I then move on to For the Flat. The secret ingredient here is “smoked salmon for full flavor.” By weight it is the heaviest sandwich. The bread is soft and has mustard seeds on it. Inside is salmon, lettuce, a mayonnaise blend, avocado and pickles. My first impression is that it is quite salmon heavy, and that the soft bread is prone to sogginess. I personally enjoy smoked salmon entirely on its own so this is coloring my opinion. I don’t mind the taste but I wish it was on a denser bread. The salmon is quite smoky tasting, and the lettuce isn’t so limp that it’s chewy, which is a fine line with supermarket sandwiches. This sandwich kind of tastes like it’s been in plastic (it has been). I’m missing the avocado even though I know it’s in there, and the mustard seeds feel unnecessary and complicate the otherwise simple flavor profile. Because of the soft bread, fishy smell, and the mayonnaise, this is a sandwich that should be eaten as quickly as possible (we all know what happens to Pogačar himself on really hot days like the one on Mont Ventoux last year and also the one right now in my friend’s sedan). In my opinion they should have called this one the sprinter. Three stars.

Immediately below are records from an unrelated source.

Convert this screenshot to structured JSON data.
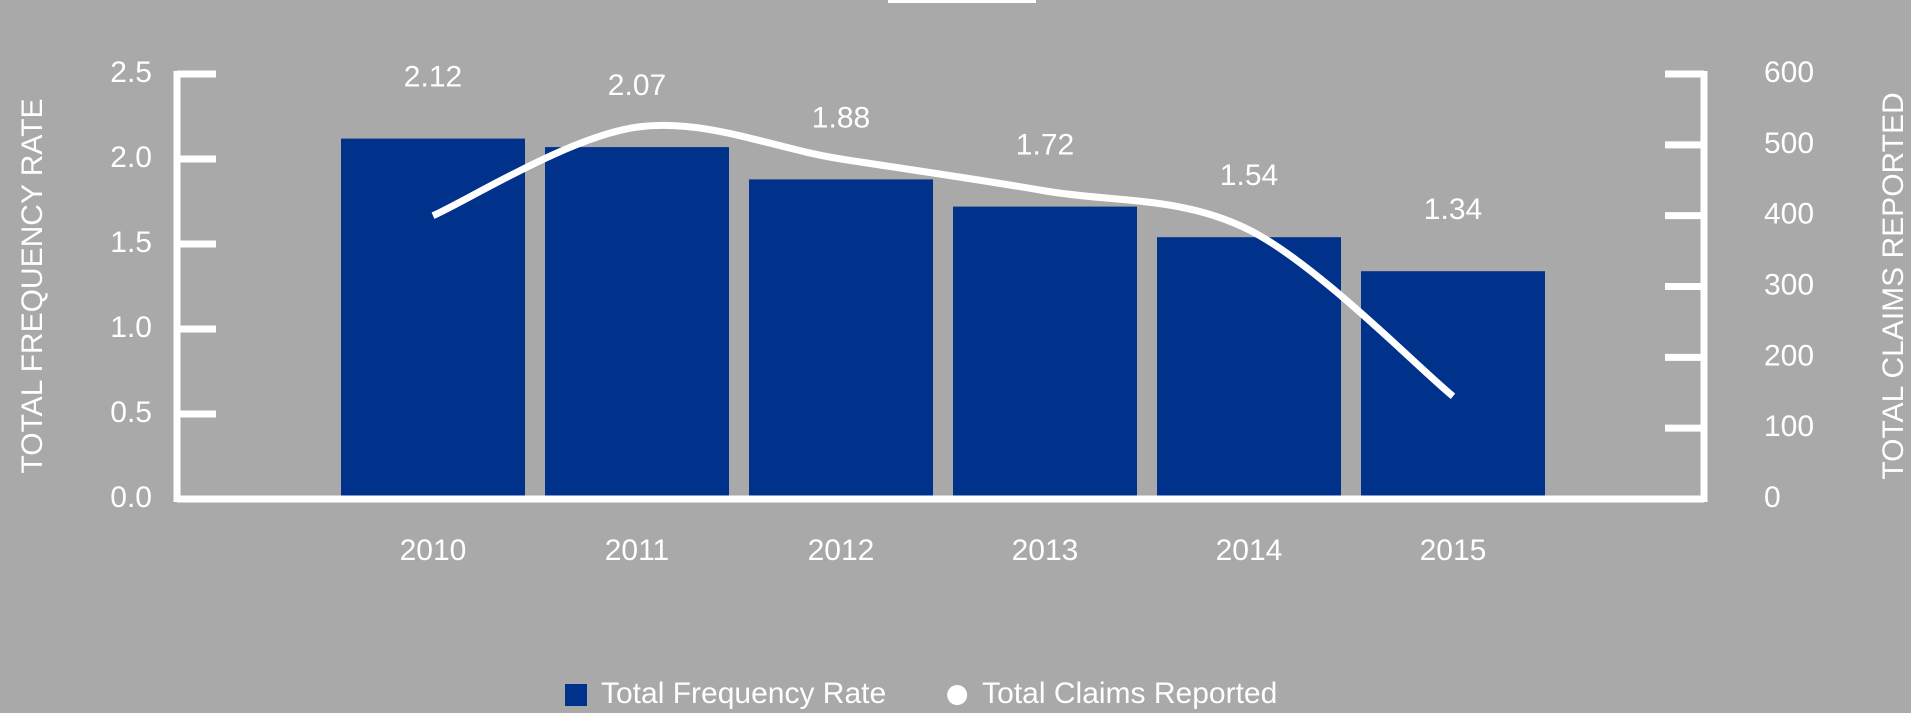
{
  "chart_data": {
    "type": "bar",
    "categories": [
      "2010",
      "2011",
      "2012",
      "2013",
      "2014",
      "2015"
    ],
    "series": [
      {
        "name": "Total Frequency Rate",
        "type": "bar",
        "color": "#00318b",
        "values": [
          2.12,
          2.07,
          1.88,
          1.72,
          1.54,
          1.34
        ],
        "value_labels": [
          "2.12",
          "2.07",
          "1.88",
          "1.72",
          "1.54",
          "1.34"
        ]
      },
      {
        "name": "Total Claims Reported",
        "type": "line",
        "axis": "y2",
        "color": "#ffffff",
        "values": [
          400,
          525,
          480,
          435,
          380,
          145
        ]
      }
    ],
    "ylabel": "TOTAL FREQUENCY RATE",
    "y2label": "TOTAL CLAIMS REPORTED",
    "ylim": [
      0,
      2.5
    ],
    "yticks": [
      {
        "value": 0,
        "label": "0.0"
      },
      0.5,
      {
        "value": 1,
        "label": "1.0"
      },
      1.5,
      {
        "value": 2,
        "label": "2.0"
      },
      2.5
    ],
    "y2lim": [
      0,
      600
    ],
    "y2ticks": [
      0,
      100,
      200,
      300,
      400,
      500,
      600
    ],
    "legend": "bottom"
  }
}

Finally, we arrive at The Climber. I save this one for last because climbing is Pogačar’s best quality so I assume that he’s saved this title for the tastiest sandwich. The “secret ingredient” here is “goat cheese for a tasty meal.” This sandwich is definitely more dense for sure, with a kind of everything bagel-seasoned bread that definitely packs some carbs. Inside there’s goat cheese, tomatoes, arugula, and pesto for a more Caprese salad vibe. On first bite, this sandwich is a huge improvement on the other two. It is veryful and quite fresh for a refrigerated supermarket sandwich, almost like Pogačar himself when he’s about to launch a thermonuclear attack after previously flavor launching two more in the last ten minutes. The tomato, arugula, pesto and cheese are all savory and satisfying. Nothing is limp or stale. The bread adds just the right amount of necessary salt to bring out the tomatoes, which forms a very complete flavor. Usually I seek supermarket sandwiches at times when I am in a state of some kind of temporal distress or general desperation. The Climber distinctly makes such a pathetic situation more palatable. I would personally recommend this sandwich. Good job, Tadej. Four stars.
Overall, I think the Pogačar sandwiches are decently healthy and pretty good for supermarket fare. At three euros, they’re a little pricy for Slovenia but you get a decent meal and Pogačar’s face is on it congratulating you for making a good choice. Plus, you get to walk away with the satisfaction that you’re supporting the future of Slovenian cycling. When given the option between a quick meal coated in plastic that doesn’t support Slovenian cycling and given the option that is relevant to my interest, I know which one I’m choosing. As they say in Slovenia, Dober tek.